EKONOMİ - 30 Eylül 2025 Salı 10:21

Gümüşhane’de genç muhtarın Türkiye’ye ilham veren başarı hikayesi

A
A
A
Gümüşhane’de genç muhtarın Türkiye’ye ilham veren başarı hikayesi

Gümüşhane’nin Kürtün ilçesinin zorlu coğrafyaya sahip Akçal Köyündeki genç girişimci Said Tüfekçi ve ailesinin yazdığı başarı hikayesi herkese ilham veriyor.


Bursa’da doğan ve üniversite eğitimini Gümüşhane Üniversitesi’nde tamamlayan Said Tüfekçi (35) büyük şehir imkanlarını bir kenara bırakarak 2016 yılında memleketi Gümüşhane’nin Kürtün ilçesine bağlı Akçal köyüne geri döndü.


Veteriner Sağlık Teknikerliği bölümü mezunu olan Tüfekçi, eşi Aslı Tüfekçi ve emekli olduktan sonra köye dönüş yapan anne ve babasının büyük desteğiyle tarım ve hayvancılık sektörüne adım attı.


Köyünde 2 büyükbaş hayvanla başladığı yolculuğunu devlet desteğiyle zaman zaman 50 hayvana kadar çıkaran ve daha sonra yoğun talep üzerine süt sığırcılığına geçen Tüfekçi, ailesiyle birlikte süt ürünleri üreterek ülkenin dört bir yanına gönderiyor.


Çalışma azmi ve kararlılığıyla bölgede veteriner teknikeri olarak vatandaşlara da hizmet veren Tüfekçi, 2024 yılı yerel seçimlerinde de köyüne muhtar seçildi.


"Başarımızın tek kaynağı aile ve inanmak" diyerek zorlukları nasıl aştıklarını anlatan Tüfekçi, devlet desteklerinin bu başarıdaki kilit rolünü vurguladı.


Karadeniz’in en zorlu coğrafyalarından birine sahip köyünde "Traktör kullanacak arazimiz yok" sözleriyle bölgenin çetin koşullarını özetleyen Tüfekçi, aldığı veterinerlik eğitimi sayesinde hayvan sağlığı ve verimliliği konusunda bilimsel yaklaşımları hem kendi hayvanların da hem de vadideki diğer köylerde uyguluyor.


Bir çiftçi olmanın ötesine geçerek bir girişimci kimliği sergileyen Tüfekçi, "Bursa’da doğdum. 2010 yılına kadar Bursa’da yaşadım. Eğitim öğretimi orada tamamladım. Daha sonra Gümüşhane Üniversitesi Laborant ve Veteriner Sağlık Bölümünü 2010 ve 2012 yıllar arasında bitirdim. Bayburt, Gümüşhane, Giresun ve Kastamonu illerinde çalıştım, kendimi geliştirdim. 2016 yılında memlekete dönüş yaptım. Burada anne, baba, kız kardeşim, eşimle beraber tarım ve hayvancılık sektörüne başladık" dedi.

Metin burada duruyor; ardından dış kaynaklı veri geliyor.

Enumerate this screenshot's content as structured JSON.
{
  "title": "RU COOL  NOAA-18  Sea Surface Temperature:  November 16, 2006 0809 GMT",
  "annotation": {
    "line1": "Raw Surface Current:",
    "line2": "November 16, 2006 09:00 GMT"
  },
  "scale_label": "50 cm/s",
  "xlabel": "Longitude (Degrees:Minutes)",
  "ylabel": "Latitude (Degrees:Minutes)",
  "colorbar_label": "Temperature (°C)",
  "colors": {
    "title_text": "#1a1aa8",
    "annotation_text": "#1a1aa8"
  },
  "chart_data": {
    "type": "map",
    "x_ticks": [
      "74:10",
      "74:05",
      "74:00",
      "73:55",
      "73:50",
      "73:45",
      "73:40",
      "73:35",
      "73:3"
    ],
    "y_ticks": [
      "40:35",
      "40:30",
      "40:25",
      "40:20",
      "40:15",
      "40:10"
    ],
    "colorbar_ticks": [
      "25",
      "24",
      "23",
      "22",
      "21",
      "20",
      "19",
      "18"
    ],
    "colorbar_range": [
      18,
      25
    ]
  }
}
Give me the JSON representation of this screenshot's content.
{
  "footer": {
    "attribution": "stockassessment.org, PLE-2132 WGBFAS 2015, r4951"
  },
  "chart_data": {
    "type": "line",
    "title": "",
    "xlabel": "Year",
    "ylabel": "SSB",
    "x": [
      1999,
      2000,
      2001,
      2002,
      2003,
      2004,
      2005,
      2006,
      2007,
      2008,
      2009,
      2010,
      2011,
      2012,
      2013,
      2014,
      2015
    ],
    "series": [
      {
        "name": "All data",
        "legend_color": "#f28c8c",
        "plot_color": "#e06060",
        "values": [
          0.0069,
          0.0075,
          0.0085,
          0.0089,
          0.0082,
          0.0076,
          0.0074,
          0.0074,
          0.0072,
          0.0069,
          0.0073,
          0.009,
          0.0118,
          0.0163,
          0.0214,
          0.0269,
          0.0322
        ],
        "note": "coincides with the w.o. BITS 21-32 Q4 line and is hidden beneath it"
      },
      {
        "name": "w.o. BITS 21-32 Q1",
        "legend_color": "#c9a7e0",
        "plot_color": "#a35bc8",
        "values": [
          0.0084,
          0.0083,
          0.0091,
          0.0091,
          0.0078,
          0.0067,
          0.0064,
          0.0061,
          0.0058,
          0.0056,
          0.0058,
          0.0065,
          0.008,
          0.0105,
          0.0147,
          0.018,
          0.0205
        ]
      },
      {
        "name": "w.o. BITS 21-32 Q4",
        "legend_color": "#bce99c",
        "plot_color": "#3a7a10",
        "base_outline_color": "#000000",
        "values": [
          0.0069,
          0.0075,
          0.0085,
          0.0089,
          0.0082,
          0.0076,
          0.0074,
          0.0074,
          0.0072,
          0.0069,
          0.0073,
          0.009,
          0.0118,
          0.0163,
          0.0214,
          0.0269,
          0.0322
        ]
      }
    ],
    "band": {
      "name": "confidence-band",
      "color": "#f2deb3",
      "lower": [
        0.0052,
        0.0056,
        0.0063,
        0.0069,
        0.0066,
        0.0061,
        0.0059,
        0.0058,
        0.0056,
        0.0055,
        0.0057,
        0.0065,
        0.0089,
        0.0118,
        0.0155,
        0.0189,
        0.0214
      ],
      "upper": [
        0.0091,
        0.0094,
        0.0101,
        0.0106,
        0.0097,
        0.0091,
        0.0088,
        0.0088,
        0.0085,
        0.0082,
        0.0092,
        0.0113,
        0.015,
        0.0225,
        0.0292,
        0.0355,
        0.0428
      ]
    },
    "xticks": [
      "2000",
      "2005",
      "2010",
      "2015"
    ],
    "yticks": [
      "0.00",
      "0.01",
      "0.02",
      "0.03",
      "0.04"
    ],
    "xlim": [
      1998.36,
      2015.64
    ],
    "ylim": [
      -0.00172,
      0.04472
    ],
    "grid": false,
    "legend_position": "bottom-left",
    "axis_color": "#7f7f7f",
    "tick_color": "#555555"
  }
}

"Zor coğrafyada ailemizle bir olarak başarılara imza atıyoruz"


"Aileyle beraber hareket ettiğimizden dolayı istediğimiz hedeflere ulaştık ve ulaşmaya da devam ediyoruz" diyerek birlik ve beraberliğin önemini vurgulayan Tüfekçi, devletin bu konudaki desteklerine özel bir parantez açarak "2024 yerel seçimlerinde muhtar olarak köyümüze seçildim. Ve muhtar olduktan sonra köyümüze de güzel işler yaptık, yapmaya da devam ediyoruz. Devletimizin desteğiyle beraber bu noktalara geldik. Zor coğrafyada başarılara imza atıyoruz. Teknoloji zor bizim bölgelerde. Traktör gitmiyor. Küçük makine ekipmanlarla idare ediyoruz. Burada başarılı olabilmek için en uygun, en sağlıklı ekipmanları seçerek, zamanı satın almak için uğraşıyoruz" diye konuştu.


"Devlet desteğiyle işleri büyüttük, şimdi süt hayvancılığına geçtik"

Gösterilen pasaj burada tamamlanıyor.